BL asked if legislation would misdirect head restraint design if upper neck My was deleted? It was agreed that it would not. It was agreed that upper neck My should be deleted provided that NDCrot has requirements for both flexion and extension.
BL asked the same question for lower neck moment. It could be possible to review the data with new knowledge in some years’ time. It was agreed that lower neck My should be
deleted provided that NDCrot has requirements for both flexion and extension.
BL asked the same question for upper and lower neck Fx. KM noted that both are probably required. KO considered that these are required in order to fully assess loading during the s-shaped phase. DH noted that he would be uncomfortable with a proposal that did not adequately assess loading during the s-shaped phase, because in some cases the strains have been shown to be high in this phase, even with modest head rotation relative to T1.
Deleting the neck forces and moments entirely could leave a gap in the assessment and therefore the safety. NP noted that it is not clear that the shear forces can be deleted safely.
KM noted that if the intervertebral kinematics were used, the shear would not be required, but given that NDCrot is a global assessment the Fx is still required. BL reminded that the Fx were important in the Japan volunteer and accident reconstruction simulations. PP asked whether both the upper and lower neck Fx were required. KM noted that the lower neck Fx would be expected to be more important in the pre-contact phase, and the upper neck Fx more important in the head restraint contact phase. PP noted that he understood the discomfort with removing the Fx, but it could be very sensitive to the initial positioning of the dummy. There should be some information on this from the upcoming VRTC fleet study.
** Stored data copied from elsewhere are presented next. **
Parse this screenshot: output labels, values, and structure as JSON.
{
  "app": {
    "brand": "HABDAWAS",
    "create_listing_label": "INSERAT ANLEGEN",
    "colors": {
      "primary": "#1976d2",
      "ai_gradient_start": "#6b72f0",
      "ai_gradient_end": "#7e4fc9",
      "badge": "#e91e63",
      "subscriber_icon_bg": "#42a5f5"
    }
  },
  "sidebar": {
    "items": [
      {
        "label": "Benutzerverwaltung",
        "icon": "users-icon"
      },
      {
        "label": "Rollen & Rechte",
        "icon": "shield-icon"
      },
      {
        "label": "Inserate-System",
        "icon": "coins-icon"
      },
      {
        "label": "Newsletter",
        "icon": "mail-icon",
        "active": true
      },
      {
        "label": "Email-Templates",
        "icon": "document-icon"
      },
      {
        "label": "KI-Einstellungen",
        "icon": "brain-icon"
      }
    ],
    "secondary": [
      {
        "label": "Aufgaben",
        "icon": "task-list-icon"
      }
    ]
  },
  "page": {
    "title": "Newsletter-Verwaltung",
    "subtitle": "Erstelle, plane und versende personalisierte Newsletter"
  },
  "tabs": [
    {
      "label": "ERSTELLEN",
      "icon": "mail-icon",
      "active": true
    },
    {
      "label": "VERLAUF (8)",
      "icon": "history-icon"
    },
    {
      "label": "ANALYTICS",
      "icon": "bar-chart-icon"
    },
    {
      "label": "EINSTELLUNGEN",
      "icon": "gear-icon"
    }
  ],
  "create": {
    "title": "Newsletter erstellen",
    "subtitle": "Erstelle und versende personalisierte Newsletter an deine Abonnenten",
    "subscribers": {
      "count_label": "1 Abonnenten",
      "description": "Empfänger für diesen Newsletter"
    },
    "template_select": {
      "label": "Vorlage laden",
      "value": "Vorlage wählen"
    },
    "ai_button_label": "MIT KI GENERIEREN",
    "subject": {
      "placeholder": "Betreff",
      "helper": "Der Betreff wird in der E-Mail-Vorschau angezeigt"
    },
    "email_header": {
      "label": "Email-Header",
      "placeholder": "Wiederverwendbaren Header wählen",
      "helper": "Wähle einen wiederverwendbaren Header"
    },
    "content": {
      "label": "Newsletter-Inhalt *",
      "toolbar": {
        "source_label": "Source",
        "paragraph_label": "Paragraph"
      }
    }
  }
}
It was reiterated that this is consideration of the measurement as an injury criterion, not a consideration of whether the dummy measures this reliably.
AK asked whether there was a correlation between upper neck Fx and lower neck Fx in the JARI modelling.
Action KO to check whether the upper and lower neck shear forces are correlated in the JARI accident reconstruction simulations.
It was agreed that upper and lower neck Fx should be used.